2013 yılında İstanbul'da başlayarak ülke geneline yayılan Gezi Parkı eylemleri sırasında Eskişehir'de düzenlenen protestolarda Ali İsmail Korkmaz isimli genç feci şekilde dövülerek öldürülmüştü.

Aynı gün Gezi Parkı eylemlerine yönelik polis müdahalesi sonrasında bir binaya saklanan Tevfik Caner Ertay isimli genç ise iddiaya göre A.A. ve A.K. adlı polisler tarafından yakalanarak polis aracının bagajına konuldu.

Daha sonra ise dönemin İl Emniyet Müdür Yardımcısı Mustafa Aygün ile şube müdürleri Ertay'ı bagajdan çıkarıp öldüresiye dövdü.

Yaşanan olayla ilgili altı polis hakkında "kasten yaralama" suçundan 8 yıl hapis cezası istemiyle Eskişehir 4. Asliye Ceza Mahkemesi'nde dava açıldı.

Açılan davanın karar duruşması 3 Şubat günü görülürken, mahkeme, iki polise yaralama suçundan 23 ay 10 gün hapis cezasına hükmederek, cezaları erteledi.

Diğer polisler ise beraat etti.

Öte yandan davada beraat eden Mustafa Aygün ile ilgili dikkat çekici bir detay ortaya çıktı. Aygün'ün FETÖ yargılamalarında birden çok müebbet hapis cezası aldığı öğrenilirken, Aygün aynı akşam Ali İsmail Korkmaz'ın dövülerek öldürülmesi suçuna karışan polislerin de amiriydi. Yine dönemin Eskişehir İstihbarat Şube Müdürü Mustafa Arık'ın da FETÖ'den yargılandığı öğrenildi.

DARP EDİLEN ERTAY: KARAR SİYASİDİR

Polislerce darp edilen Ertay, Kararın siyasi bir karar olduğunu ifade ederek, "Aslında yaratılan siyasal iklimle alakalı bir karardır. Karşımızda gittikçe otoriterleşen bir iktidar var. Bu iktidar da hukuk, adalet, yargı tüm bu kavramları yeniden kendine göre dizayn etti. Bunun sonucunda da bütün kararlarda anayasaya veya insan haklarına bakarak değil, saraya bakarak karar veriyor yargıçlar. İşin komik yanı ise bu olayın bir işkence olarak değil de kasten yaralama suçu olarak nitelendirilip iki polise komik bir ceza verilmesidir" dedi.

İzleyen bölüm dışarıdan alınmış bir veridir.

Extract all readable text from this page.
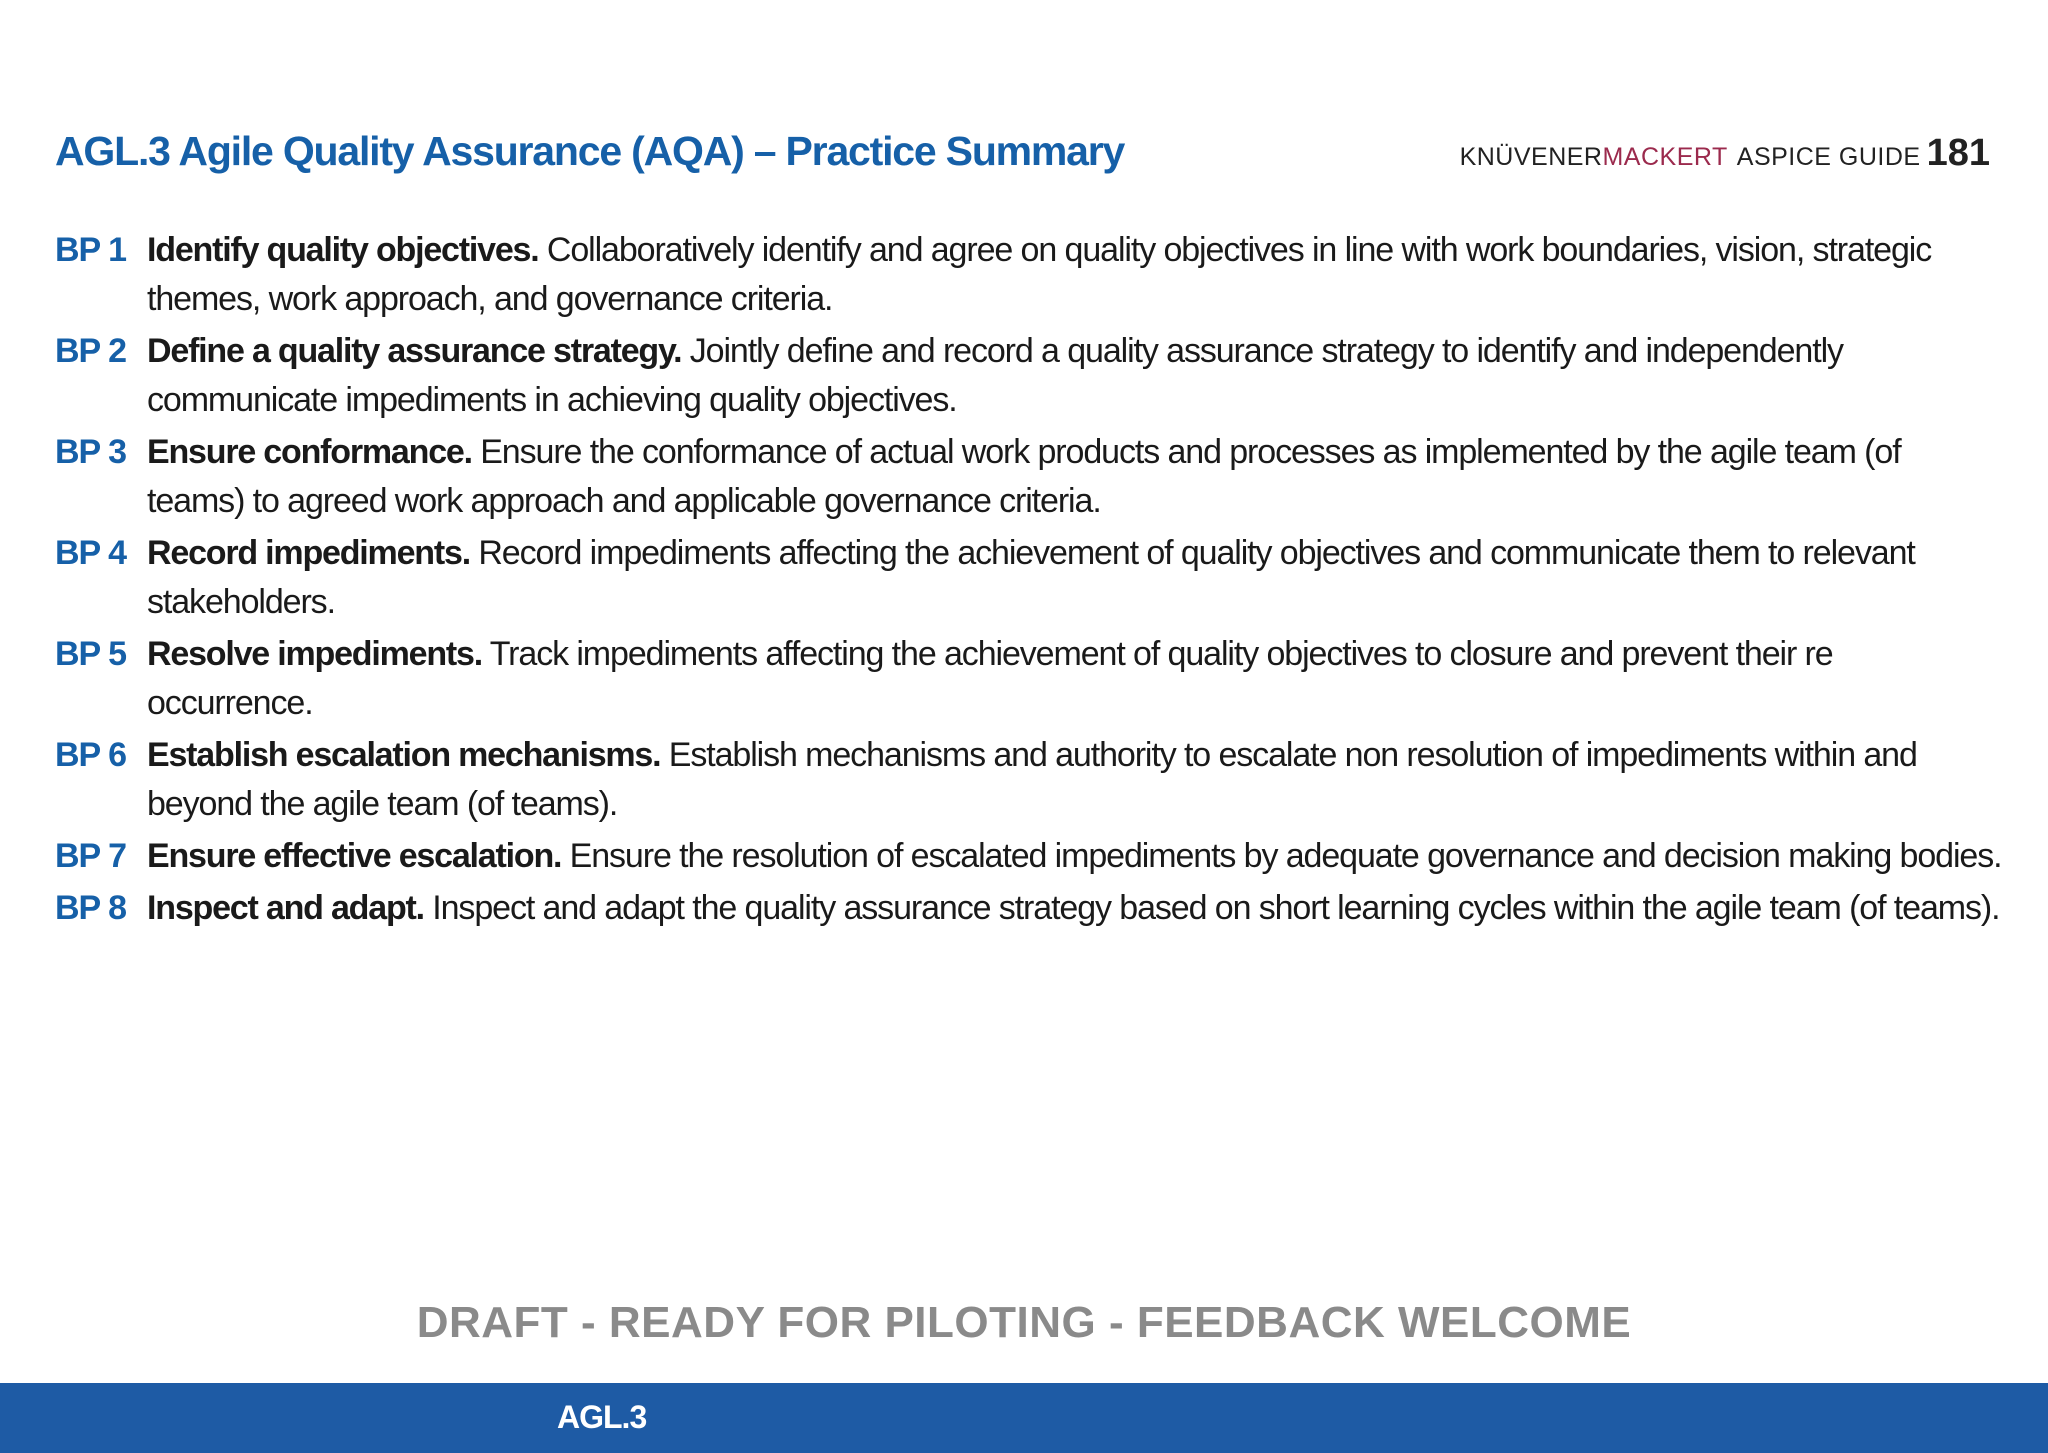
AGL.3 Agile Quality Assurance (AQA) – Practice Summary	KNÜVENER MACKERT ASPICE GUIDE 181
BP 1 Identify quality objectives. Collaboratively identify and agree on quality objectives in line with work boundaries, vision, strategic themes, work approach, and governance criteria.
BP 2 Define a quality assurance strategy. Jointly define and record a quality assurance strategy to identify and independently communicate impediments in achieving quality objectives.
BP 3 Ensure conformance. Ensure the conformance of actual work products and processes as implemented by the agile team (of teams) to agreed work approach and applicable governance criteria.
BP 4 Record impediments. Record impediments affecting the achievement of quality objectives and communicate them to relevant stakeholders.
BP 5 Resolve impediments. Track impediments affecting the achievement of quality objectives to closure and prevent their re occurrence.
BP 6 Establish escalation mechanisms. Establish mechanisms and authority to escalate non resolution of impediments within and beyond the agile team (of teams).
BP 7 Ensure effective escalation. Ensure the resolution of escalated impediments by adequate governance and decision making bodies.
BP 8 Inspect and adapt. Inspect and adapt the quality assurance strategy based on short learning cycles within the agile team (of teams).
DRAFT - READY FOR PILOTING - FEEDBACK WELCOME
AGL.3
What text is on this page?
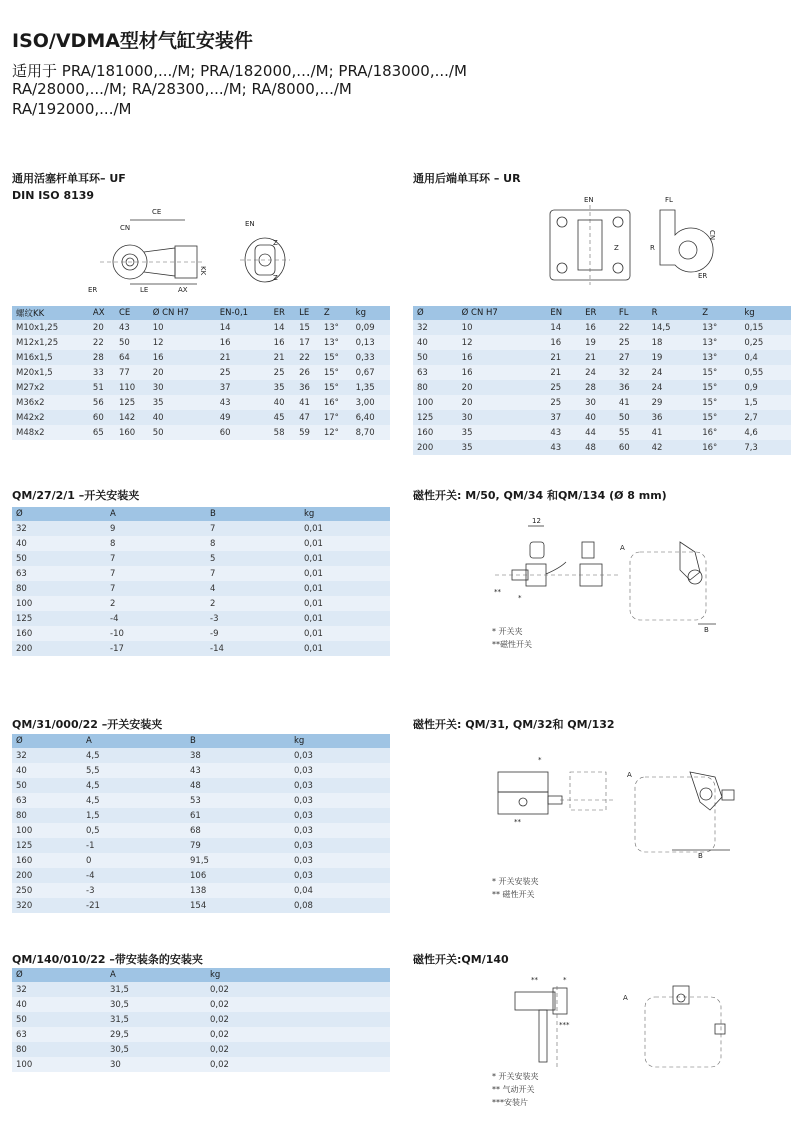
ISO/VDMA型材气缸安装件
适用于 PRA/181000,.../M; PRA/182000,.../M; PRA/183000,.../M
RA/28000,.../M; RA/28300,.../M; RA/8000,.../M
RA/192000,.../M
通用活塞杆单耳环– UF
DIN ISO 8139
CE
CN
KK
ER	LE	AX
EN
Z
Z
螺纹KK	AX	CE	Ø CN H7	EN-0,1	ER	LE	Z	kg
M10x1,25	20	43	10	14	14	15	13°	0,09
M12x1,25	22	50	12	16	16	17	13°	0,13
M16x1,5	28	64	16	21	21	22	15°	0,33
M20x1,5	33	77	20	25	25	26	15°	0,67
M27x2	51	110	30	37	35	36	15°	1,35
M36x2	56	125	35	43	40	41	16°	3,00
M42x2	60	142	40	49	45	47	17°	6,40
M48x2	65	160	50	60	58	59	12°	8,70
通用后端单耳环 – UR
EN
Z
FL
CN
R
ER
Ø	Ø CN H7	EN	ER	FL	R	Z	kg
32	10	14	16	22	14,5	13°	0,15
40	12	16	19	25	18	13°	0,25
50	16	21	21	27	19	13°	0,4
63	16	21	24	32	24	15°	0,55
80	20	25	28	36	24	15°	0,9
100	20	25	30	41	29	15°	1,5
125	30	37	40	50	36	15°	2,7
160	35	43	44	55	41	16°	4,6
200	35	43	48	60	42	16°	7,3
QM/27/2/1 –开关安装夹
Ø	A	B	kg
32	9	7	0,01
40	8	8	0,01
50	7	5	0,01
63	7	7	0,01
80	7	4	0,01
100	2	2	0,01
125	-4	-3	0,01
160	-10	-9	0,01
200	-17	-14	0,01
磁性开关: M/50, QM/34 和QM/134 (Ø 8 mm)
12
**
*
A
B
* 开关夹
**磁性开关
QM/31/000/22 –开关安装夹
Ø	A	B	kg
32	4,5	38	0,03
40	5,5	43	0,03
50	4,5	48	0,03
63	4,5	53	0,03
80	1,5	61	0,03
100	0,5	68	0,03
125	-1	79	0,03
160	0	91,5	0,03
200	-4	106	0,03
250	-3	138	0,04
320	-21	154	0,08
磁性开关: QM/31, QM/32和 QM/132
*
**
A
B
* 开关安装夹
** 磁性开关
QM/140/010/22 –带安装条的安装夹
Ø	A	kg
32	31,5	0,02
40	30,5	0,02
50	31,5	0,02
63	29,5	0,02
80	30,5	0,02
100	30	0,02
磁性开关:QM/140
**	*
***
A
* 开关安装夹
** 气动开关
***安装片
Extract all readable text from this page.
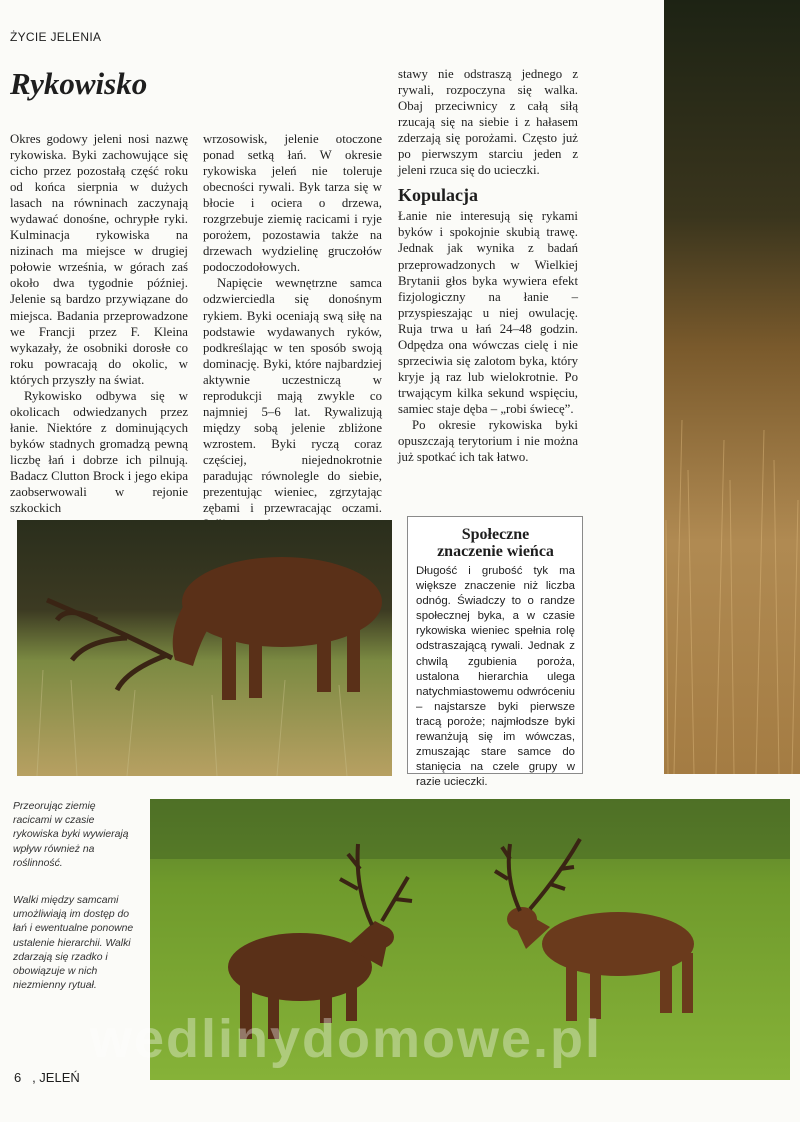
ŻYCIE JELENIA
Rykowisko

Okres godowy jeleni nosi nazwę rykowiska. Byki zachowujące się cicho przez pozostałą część roku od końca sierpnia w dużych lasach na równinach zaczynają wydawać donośne, ochrypłe ryki. Kulminacja rykowiska na nizinach ma miejsce w drugiej połowie września, w górach zaś około dwa tygodnie później. Jelenie są bardzo przywiązane do miejsca. Badania przeprowadzone we Francji przez F. Kleina wykazały, że osobniki dorosłe co roku powracają do okolic, w których przyszły na świat.

Rykowisko odbywa się w okolicach odwiedzanych przez łanie. Niektóre z dominujących byków stadnych gromadzą pewną liczbę łań i dobrze ich pilnują. Badacz Clutton Brock i jego ekipa zaobserwowali w rejonie szkockich

wrzosowisk, jelenie otoczone ponad setką łań. W okresie rykowiska jeleń nie toleruje obecności rywali. Byk tarza się w błocie i ociera o drzewa, rozgrzebuje ziemię racicami i ryje porożem, pozostawia także na drzewach wydzielinę gruczołów podoczodołowych.

Napięcie wewnętrzne samca odzwierciedla się donośnym rykiem. Byki oceniają swą siłę na podstawie wydawanych ryków, podkreślając w ten sposób swoją dominację. Byki, które najbardziej aktywnie uczestniczą w reprodukcji mają zwykle co najmniej 5–6 lat. Rywalizują między sobą jelenie zbliżone wzrostem. Byki ryczą coraz częściej, niejednokrotnie paradując równolegle do siebie, prezentując wieniec, zgrzytając zębami i przewracając oczami.

stawy nie odstraszą jednego z rywali, rozpoczyna się walka. Obaj przeciwnicy z całą siłą rzucają się na siebie i z hałasem zderzają się porożami. Często już po pierwszym starciu jeden z jeleni rzuca się do ucieczki.

Kopulacja

Łanie nie interesują się rykami byków i spokojnie skubią trawę. Jednak jak wynika z badań przeprowadzonych w Wielkiej Brytanii głos byka wywiera efekt fizjologiczny na łanie – przyspieszając u niej owulację. Ruja trwa u łań 24–48 godzin. Odpędza ona wówczas cielę i nie sprzeciwia się zalotom byka, który kryje ją raz lub wielokrotnie. Po trwającym kilka sekund wspięciu, samiec staje dęba – „robi świecę”.

Po okresie rykowiska byki opuszczają terytorium i nie można już spotkać ich tak łatwo.

Społeczne
znaczenie wieńca
Długość i grubość tyk ma większe znaczenie niż liczba odnóg. Świadczy to o randze społecznej byka, a w czasie rykowiska wieniec spełnia rolę odstraszającą rywali. Jednak z chwilą zgubienia poroża, ustalona hierarchia ulega natychmiastowemu odwróceniu – najstarsze byki pierwsze tracą poroże; najmłodsze byki rewanżują się im wówczas, zmuszając stare samce do stanięcia na czele grupy w razie ucieczki.
Przeorując ziemię racicami w czasie rykowiska byki wywierają wpływ również na roślinność.
Walki między samcami umożliwiają im dostęp do łań i ewentualne ponowne ustalenie hierarchii. Walki zdarzają się rzadko i obowiązuje w nich niezmienny rytuał.
wedlinydomowe.pl
6 , JELEŃ
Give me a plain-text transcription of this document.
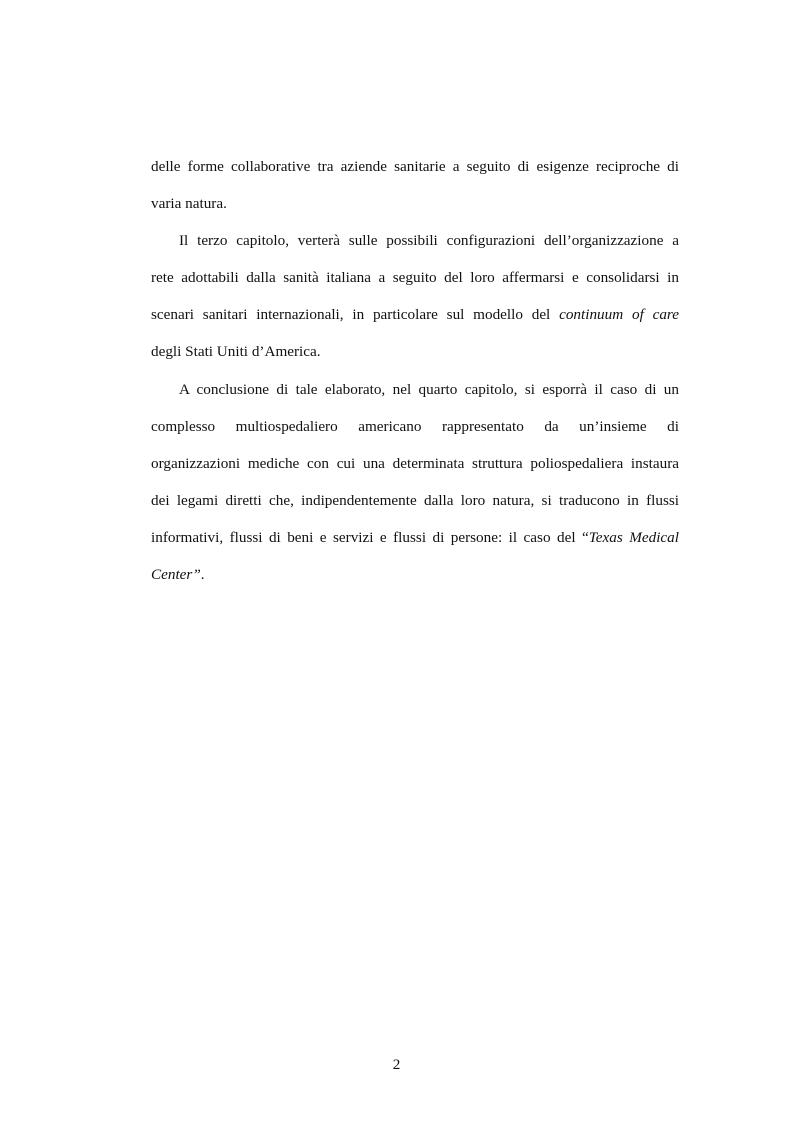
delle forme collaborative tra aziende sanitarie a seguito di esigenze reciproche di
varia natura.

Il terzo capitolo, verterà sulle possibili configurazioni dell’organizzazione a
rete adottabili dalla sanità italiana a seguito del loro affermarsi e consolidarsi in
scenari sanitari internazionali, in particolare sul modello del continuum of care
degli Stati Uniti d’America.

A conclusione di tale elaborato, nel quarto capitolo, si esporrà il caso di un
complesso multiospedaliero americano rappresentato da un’insieme di
organizzazioni mediche con cui una determinata struttura poliospedaliera instaura
dei legami diretti che, indipendentemente dalla loro natura, si traducono in flussi
informativi, flussi di beni e servizi e flussi di persone: il caso del “Texas Medical
Center”.

2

Duvar’dan Cihan Başakçıoğlu’nun haberine göre, Ertay olay gününü şu sözlerle anlattı:

"Düşünün, 15 tane polis tarafından dakikalarca sopalarla sistematik olarak dövülmek... Sonra suratınıza biber gazı sıkılması, bagaja tıkılmak ve bagajda kenti dolaştırılmak daha sonrasında AKP il binasının önüne götürülerek orada emniyet amirleri tarafından tekrar bagajdan çıkarılıp dövülmek... Bunların hiçbiri işkence değilmiş, 'kasten yaralama" imiş. Bu durum ne kadar korkunç bir dönemde yaşadığımızı gösteriyor. Boğaziçi Üniversitesi öğrencilerini hemen tutuklandığı bir dönemde yargının böyle ucube bir karar alması siyasal iktidarla alakalı bir olaydır."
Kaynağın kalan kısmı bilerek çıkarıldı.